# Blanket kidded!



## rosti (Feb 1, 2011)

This is our pygmy goat Blanket with her brand new kids. The brown one is a buck named Lewis. The other is a doe named Louise. They had to be pulled out. Lewis had one leg back, and Louise was to big. They are already 2 weeks old. I will try to get some more recent pictures of them playing around.


----------



## toth boer goats (Jul 20, 2008)

Awww....congrats ...they are adorable.... :thumb:  :greengrin:


----------



## DavyHollow (Jul 14, 2011)

so cute! Congrats


----------



## goatnutty (Oct 9, 2007)

so cute!!! I love the buckling..makes me miss the pygmys haha


----------



## freckles (Jun 17, 2011)

They are cute


----------



## Calico Patch Farm (Mar 8, 2011)

Beautiful! I love Lewis!!!


----------



## Subgoat Girls (May 8, 2011)

Oh!!


----------



## liz (Oct 5, 2007)

Awww.....Blanket is a beautiful Carmel...and to have her daughter look like her is great! Little boy is a color I've not ever seen up close, would he be considered a brown agouti?

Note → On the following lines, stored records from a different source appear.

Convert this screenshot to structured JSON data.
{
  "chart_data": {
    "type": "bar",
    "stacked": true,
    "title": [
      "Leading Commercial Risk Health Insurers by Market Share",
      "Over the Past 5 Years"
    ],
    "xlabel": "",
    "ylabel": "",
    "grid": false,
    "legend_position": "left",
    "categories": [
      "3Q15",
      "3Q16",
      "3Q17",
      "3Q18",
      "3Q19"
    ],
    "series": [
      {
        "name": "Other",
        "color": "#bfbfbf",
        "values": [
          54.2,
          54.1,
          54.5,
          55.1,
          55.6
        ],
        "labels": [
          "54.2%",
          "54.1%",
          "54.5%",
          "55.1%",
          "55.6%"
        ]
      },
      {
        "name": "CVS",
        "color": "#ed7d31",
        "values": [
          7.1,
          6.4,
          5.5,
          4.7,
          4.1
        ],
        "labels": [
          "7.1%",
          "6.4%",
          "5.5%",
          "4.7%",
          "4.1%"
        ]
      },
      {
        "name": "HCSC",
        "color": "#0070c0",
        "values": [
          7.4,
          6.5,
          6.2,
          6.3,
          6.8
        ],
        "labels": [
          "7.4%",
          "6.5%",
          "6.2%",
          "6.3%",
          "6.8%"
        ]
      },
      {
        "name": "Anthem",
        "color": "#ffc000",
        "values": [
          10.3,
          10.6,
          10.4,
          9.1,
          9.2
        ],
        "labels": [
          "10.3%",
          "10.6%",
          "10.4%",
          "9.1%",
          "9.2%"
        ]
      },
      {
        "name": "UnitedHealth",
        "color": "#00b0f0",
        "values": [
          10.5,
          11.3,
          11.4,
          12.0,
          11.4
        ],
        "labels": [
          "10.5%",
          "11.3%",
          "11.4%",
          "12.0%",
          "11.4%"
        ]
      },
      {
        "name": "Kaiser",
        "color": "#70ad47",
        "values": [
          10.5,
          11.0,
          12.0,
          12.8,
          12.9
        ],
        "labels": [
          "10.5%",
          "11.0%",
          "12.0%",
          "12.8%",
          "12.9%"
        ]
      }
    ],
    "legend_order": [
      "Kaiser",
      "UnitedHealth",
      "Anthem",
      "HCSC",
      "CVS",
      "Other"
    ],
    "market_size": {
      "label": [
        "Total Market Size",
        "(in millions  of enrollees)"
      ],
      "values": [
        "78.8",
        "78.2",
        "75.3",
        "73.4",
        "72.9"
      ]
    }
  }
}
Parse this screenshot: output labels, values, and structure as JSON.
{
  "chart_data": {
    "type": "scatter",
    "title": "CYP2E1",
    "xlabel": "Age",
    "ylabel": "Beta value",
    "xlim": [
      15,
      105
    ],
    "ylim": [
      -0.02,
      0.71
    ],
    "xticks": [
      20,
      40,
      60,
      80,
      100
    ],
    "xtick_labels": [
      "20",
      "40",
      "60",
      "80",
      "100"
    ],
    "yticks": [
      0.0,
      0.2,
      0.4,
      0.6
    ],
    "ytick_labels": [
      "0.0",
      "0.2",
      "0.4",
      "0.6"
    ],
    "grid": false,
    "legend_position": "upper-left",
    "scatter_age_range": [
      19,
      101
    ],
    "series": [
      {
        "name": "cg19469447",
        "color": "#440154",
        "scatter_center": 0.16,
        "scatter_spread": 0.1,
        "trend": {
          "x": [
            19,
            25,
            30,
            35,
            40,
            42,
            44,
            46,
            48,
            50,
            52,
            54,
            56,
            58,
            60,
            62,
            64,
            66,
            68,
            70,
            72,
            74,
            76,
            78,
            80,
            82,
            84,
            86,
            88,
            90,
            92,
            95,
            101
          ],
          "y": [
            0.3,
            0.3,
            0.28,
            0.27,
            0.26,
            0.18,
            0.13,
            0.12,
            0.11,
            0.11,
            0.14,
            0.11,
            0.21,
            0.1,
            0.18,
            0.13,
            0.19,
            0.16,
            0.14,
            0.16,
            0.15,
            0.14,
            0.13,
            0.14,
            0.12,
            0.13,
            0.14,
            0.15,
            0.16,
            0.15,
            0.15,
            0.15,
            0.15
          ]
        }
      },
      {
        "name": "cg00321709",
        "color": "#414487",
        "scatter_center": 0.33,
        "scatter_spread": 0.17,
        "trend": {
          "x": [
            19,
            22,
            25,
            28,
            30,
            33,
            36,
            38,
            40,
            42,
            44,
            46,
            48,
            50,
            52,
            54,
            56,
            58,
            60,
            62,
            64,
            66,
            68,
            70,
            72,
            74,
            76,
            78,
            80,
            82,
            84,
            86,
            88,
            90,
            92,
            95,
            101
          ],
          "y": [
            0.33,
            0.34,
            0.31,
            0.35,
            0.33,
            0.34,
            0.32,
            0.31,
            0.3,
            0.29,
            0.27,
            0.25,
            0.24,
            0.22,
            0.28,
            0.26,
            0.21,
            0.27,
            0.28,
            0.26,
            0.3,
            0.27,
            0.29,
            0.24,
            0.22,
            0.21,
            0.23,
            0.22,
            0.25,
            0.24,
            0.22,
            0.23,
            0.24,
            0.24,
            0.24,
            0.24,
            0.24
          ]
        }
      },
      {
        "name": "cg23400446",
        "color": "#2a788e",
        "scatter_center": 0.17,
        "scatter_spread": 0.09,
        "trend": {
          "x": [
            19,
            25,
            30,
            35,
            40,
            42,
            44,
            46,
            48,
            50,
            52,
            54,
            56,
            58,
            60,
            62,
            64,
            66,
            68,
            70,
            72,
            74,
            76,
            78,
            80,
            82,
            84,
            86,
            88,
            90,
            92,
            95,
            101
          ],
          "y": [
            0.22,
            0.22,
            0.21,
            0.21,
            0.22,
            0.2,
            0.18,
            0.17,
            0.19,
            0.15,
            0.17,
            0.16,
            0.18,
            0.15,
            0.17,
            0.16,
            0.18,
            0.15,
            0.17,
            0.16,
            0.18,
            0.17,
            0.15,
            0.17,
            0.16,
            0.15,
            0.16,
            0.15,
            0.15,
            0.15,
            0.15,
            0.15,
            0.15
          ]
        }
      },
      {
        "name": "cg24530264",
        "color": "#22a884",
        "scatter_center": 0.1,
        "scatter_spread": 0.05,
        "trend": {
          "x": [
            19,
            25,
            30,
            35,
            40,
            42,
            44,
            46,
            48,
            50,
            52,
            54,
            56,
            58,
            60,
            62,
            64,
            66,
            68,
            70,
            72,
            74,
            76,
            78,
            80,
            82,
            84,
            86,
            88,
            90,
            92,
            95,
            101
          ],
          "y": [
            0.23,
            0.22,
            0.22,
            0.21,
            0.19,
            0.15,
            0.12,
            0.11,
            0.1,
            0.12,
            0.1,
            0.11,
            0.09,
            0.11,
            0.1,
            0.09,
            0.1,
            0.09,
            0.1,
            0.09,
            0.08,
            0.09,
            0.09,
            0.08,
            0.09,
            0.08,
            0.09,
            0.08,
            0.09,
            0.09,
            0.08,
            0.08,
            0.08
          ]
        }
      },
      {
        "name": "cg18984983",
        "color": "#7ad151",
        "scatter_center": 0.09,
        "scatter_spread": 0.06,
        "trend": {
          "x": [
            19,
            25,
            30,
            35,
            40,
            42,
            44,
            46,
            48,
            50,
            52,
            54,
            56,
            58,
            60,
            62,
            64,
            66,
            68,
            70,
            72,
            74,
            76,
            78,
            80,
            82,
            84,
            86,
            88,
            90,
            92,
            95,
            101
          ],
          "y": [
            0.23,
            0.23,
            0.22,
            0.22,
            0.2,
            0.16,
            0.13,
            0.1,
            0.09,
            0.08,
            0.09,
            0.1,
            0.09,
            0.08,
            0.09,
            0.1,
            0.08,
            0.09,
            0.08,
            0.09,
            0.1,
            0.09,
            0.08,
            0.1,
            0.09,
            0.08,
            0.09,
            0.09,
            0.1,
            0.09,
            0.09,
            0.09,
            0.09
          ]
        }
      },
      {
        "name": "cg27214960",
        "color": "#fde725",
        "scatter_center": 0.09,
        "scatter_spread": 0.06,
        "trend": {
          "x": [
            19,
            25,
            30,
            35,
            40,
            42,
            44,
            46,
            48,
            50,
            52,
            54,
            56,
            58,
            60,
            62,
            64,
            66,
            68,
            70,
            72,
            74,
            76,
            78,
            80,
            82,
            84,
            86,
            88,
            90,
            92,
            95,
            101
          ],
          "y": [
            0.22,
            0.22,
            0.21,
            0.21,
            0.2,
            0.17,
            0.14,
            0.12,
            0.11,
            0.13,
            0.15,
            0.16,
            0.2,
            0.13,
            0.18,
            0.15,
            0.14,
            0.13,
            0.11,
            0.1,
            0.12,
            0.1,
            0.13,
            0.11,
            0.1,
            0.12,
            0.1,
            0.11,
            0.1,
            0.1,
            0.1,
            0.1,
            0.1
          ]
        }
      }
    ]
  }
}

Thank goodness you were able to pull them without harming Blanket...and babies! Congrats!


----------



## freedomstarfarm (Mar 25, 2011)

Congrats! Cute kids!!


----------



## kid'n'kaboodle (Mar 5, 2011)

Very sweet; congrats. I love the colours!


----------



## VincekFarm (Jun 27, 2011)

Awee they are soo adorable!! Congrats! Wow that doeling is BIG compared to her brother!


----------



## ThatsJustJessi (Sep 28, 2011)

Love the colors! Congratulations!


----------



## rosti (Feb 1, 2011)

Thank you everyone!



> Wow that doeling is BIG compared to her brother!


It is just how the picture was taken. They were both the same size.


----------



## ksalvagno (Oct 6, 2009)

Glad everything worked out ok. Congratulations! Cuties! :leap:


----------